Two professors from the School of Architecture have won city and regional awards from the American Institute of Architects (AIA).
Adrian Luchini, the Raymond E. Maritz Professor of Architecture, received one of only four AIA/St. Louis Architecture Merit Awards for his $1.8 million, 18,000 square-foot addition/renovation of Chesterfield Montessori School, 14000 Ladue Road in St. Louis County.
John Hoal, associate professor of architecture and urban design and founding principal of H3 Studio Inc., received the sole Urban Design/Master Planning Merit Award from AIA/Central States Region — comprising Iowa, Kansas, Missouri, Nebraska and Oklahoma — for the $110 million Forest Park Master Plan.
Both honors were presented during an awards dinner hosted by AIA/St. Louis Oct. 24 at the Norman K. Probstein Golf Clubhouse in Forest Park.
“We are obviously very proud of Adrian’s and John’s achievements,” said Cynthia Weese, dean of the School of Architecture.
“It is very important to the school that faculty — as well as students — remain engaged with the St. Louis region’s complex urban fabric and rich architectural heritage. Indeed, the integration of teaching and critical practice is something that resonates throughout our curriculum.”
Also honored was the University’s Small Group Housing, designed by the St. Louis firm Mackey Mitchell Associates, which received one of two St. Louis interiors awards.
In addition, Bob Hansman, associate professor and artist-in-residence in the School of Architecture, chaired the drawing awards jury.
Like many of Luchini’s works, the Montessori project — which increased the school’s size by some 50 percent — eschews hard lines and boxy, rectangular shapes for open areas bound by subtle, softly undulating curves.

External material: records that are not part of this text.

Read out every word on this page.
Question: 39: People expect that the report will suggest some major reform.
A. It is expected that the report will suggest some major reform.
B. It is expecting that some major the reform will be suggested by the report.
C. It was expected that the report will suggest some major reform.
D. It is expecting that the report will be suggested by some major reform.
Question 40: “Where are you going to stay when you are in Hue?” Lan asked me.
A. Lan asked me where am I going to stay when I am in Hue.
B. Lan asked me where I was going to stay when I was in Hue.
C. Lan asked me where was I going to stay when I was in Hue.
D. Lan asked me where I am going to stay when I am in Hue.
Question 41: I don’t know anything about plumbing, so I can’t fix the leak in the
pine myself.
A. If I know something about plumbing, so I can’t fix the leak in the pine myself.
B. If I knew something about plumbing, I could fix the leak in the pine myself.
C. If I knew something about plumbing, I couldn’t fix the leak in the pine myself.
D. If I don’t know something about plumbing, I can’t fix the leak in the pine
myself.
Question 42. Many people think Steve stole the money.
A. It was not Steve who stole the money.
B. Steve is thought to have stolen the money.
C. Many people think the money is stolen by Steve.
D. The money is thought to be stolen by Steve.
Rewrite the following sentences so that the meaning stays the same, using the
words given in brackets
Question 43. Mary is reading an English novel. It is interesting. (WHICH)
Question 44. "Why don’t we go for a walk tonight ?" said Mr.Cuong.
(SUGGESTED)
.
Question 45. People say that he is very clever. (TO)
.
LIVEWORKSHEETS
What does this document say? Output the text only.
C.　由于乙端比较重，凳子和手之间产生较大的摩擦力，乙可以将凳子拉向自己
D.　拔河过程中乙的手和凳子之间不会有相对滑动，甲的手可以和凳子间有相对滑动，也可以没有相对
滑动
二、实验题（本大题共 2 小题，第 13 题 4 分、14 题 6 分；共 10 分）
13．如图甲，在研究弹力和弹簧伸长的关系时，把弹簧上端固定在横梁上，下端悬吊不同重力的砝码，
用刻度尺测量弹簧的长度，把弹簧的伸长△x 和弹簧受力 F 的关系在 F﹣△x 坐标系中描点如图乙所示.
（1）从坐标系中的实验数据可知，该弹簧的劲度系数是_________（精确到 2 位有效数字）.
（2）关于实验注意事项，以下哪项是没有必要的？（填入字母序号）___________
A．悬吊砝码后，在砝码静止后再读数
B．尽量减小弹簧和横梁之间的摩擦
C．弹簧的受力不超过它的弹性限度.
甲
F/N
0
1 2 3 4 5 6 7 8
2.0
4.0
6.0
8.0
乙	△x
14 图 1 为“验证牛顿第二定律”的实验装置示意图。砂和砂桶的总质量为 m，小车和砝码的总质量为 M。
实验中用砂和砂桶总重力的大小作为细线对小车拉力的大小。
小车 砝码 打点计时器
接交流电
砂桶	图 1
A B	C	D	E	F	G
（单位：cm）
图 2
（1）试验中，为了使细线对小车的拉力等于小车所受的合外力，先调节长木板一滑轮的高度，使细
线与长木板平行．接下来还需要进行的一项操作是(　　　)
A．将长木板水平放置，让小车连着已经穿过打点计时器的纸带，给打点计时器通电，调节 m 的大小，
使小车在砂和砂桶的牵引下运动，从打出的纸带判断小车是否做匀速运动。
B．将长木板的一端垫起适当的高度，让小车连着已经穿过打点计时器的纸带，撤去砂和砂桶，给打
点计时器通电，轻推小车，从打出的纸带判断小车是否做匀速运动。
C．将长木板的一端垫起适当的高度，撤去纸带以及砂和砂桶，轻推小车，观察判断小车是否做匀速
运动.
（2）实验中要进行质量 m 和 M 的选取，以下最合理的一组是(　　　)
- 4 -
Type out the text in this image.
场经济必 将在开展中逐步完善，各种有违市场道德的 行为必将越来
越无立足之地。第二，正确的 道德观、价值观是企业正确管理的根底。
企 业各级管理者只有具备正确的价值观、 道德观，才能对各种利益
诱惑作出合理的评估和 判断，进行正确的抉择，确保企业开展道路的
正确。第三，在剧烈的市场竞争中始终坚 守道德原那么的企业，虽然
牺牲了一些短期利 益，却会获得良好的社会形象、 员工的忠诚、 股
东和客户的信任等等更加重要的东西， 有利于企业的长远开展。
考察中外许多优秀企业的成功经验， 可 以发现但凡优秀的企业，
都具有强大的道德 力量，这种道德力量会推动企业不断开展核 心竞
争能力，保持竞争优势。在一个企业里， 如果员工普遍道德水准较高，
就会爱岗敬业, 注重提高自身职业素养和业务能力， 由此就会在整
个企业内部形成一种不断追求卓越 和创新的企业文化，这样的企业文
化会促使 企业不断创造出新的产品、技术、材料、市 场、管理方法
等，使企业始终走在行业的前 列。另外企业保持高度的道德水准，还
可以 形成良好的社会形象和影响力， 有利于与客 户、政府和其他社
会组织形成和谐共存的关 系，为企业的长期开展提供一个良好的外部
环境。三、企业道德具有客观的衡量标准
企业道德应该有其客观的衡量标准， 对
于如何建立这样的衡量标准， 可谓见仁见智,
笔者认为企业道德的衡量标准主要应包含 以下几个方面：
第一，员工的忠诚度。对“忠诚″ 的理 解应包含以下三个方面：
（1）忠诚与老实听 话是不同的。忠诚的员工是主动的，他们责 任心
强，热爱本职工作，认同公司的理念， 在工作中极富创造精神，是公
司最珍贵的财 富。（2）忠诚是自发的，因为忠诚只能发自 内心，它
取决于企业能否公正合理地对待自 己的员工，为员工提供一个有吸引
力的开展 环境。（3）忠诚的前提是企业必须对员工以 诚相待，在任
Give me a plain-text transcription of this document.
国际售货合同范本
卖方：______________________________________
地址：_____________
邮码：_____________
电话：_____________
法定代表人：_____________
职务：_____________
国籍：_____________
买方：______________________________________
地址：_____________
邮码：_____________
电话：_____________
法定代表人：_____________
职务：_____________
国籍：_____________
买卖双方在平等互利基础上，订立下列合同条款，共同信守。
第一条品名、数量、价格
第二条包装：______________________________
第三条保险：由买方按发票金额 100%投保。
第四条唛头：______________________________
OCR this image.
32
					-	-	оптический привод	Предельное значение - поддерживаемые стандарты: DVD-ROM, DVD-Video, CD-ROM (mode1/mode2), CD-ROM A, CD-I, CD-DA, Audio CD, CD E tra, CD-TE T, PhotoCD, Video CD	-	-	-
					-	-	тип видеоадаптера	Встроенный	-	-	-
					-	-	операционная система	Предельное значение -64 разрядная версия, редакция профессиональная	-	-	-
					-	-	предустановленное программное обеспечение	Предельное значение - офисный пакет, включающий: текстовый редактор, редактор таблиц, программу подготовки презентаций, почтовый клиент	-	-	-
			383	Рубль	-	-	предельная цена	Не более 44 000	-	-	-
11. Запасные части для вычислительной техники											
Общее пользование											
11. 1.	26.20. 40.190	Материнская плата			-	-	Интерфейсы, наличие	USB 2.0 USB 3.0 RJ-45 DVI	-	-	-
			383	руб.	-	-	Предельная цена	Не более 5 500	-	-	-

New classrooms, located in the west wing of the original 1960s-era A-frame structure, are characterized by arcing walls and, in Montessori tradition, few doors. A spacious lobby and a wide maple staircase boast generous windows and copious amounts of natural light.
Bold dashes of red, yellow and blue punctuate newly enlarged hallways. A long, low-slung shingled roof has been likened to a great, swooping bird.
The architecture jury — comprising Minneapolis architect Julie Snow; Andrew Blauvelt, design director for the Walker Art Center in Minneapolis; and Tom Fisher, dean of the College of Architecture and Landscape Architecture at the University of Minnesota — praised the Montessori School as “a very thoughtful project.”
Luchini, a native of Argentina, had won nine previous AIA awards, including honors for his lakefront Piku Residence in Detroit and Sixth Church of Christ, Scientist, in north St. Louis.
His recent projects include the $5.6 million, 25,000-square-foot Wentzville Public Safety Facility, and Isabel House, a new headmaster’s residence and reception hall for The Principia school in St. Louis County.
Other projects in Missouri include the World Omni Building in Earth City; the Jefferson City Water Treatment Plant; and the $28 million Southeast Missouri State University Performing Arts Center in Cape Girardeau.
Hoal’s Forest Park Master Plan, scheduled for completion next year, has improved and repaired infrastructure and ecosystems throughout the 500-acre park while increasing connections to local neighborhoods and the larger community.
Major elements include transforming isolated lakes and lagoons into a single flowing river; realigning (and in some cases removing) roadways and entrances to control and improve vehicular circulation; and restoring prominent buildings and structures, such as the Grand Basin at the foot of Art Hill.
Regarding the Forest Park Master Plan, the jury said, “We were impressed by the thoroughness of the analysis, the full documentation and the interest in the history of the place, threaded together by the necklace of water features.”
Hoal, who began his career in South Africa, is a former director of urban design for the city of St. Louis. He has led numerous park, greenway, commercial district and neighborhood plans, ranging from the Gateway Mall Urban Design Plan and the Washington Avenue Loft District Plan to the $1.4 billion Downtown Development Action Plan.
Most recently, he has overseen the $96 million Confluence Greenway Master Plan, which aims to transform 40 miles of Mississippi and Missouri riverfront into parks and green space. Both the Forest Park and Confluence Greenway plans have previously received awards from the American Planning Association and the Congress for New Urbanism, among others.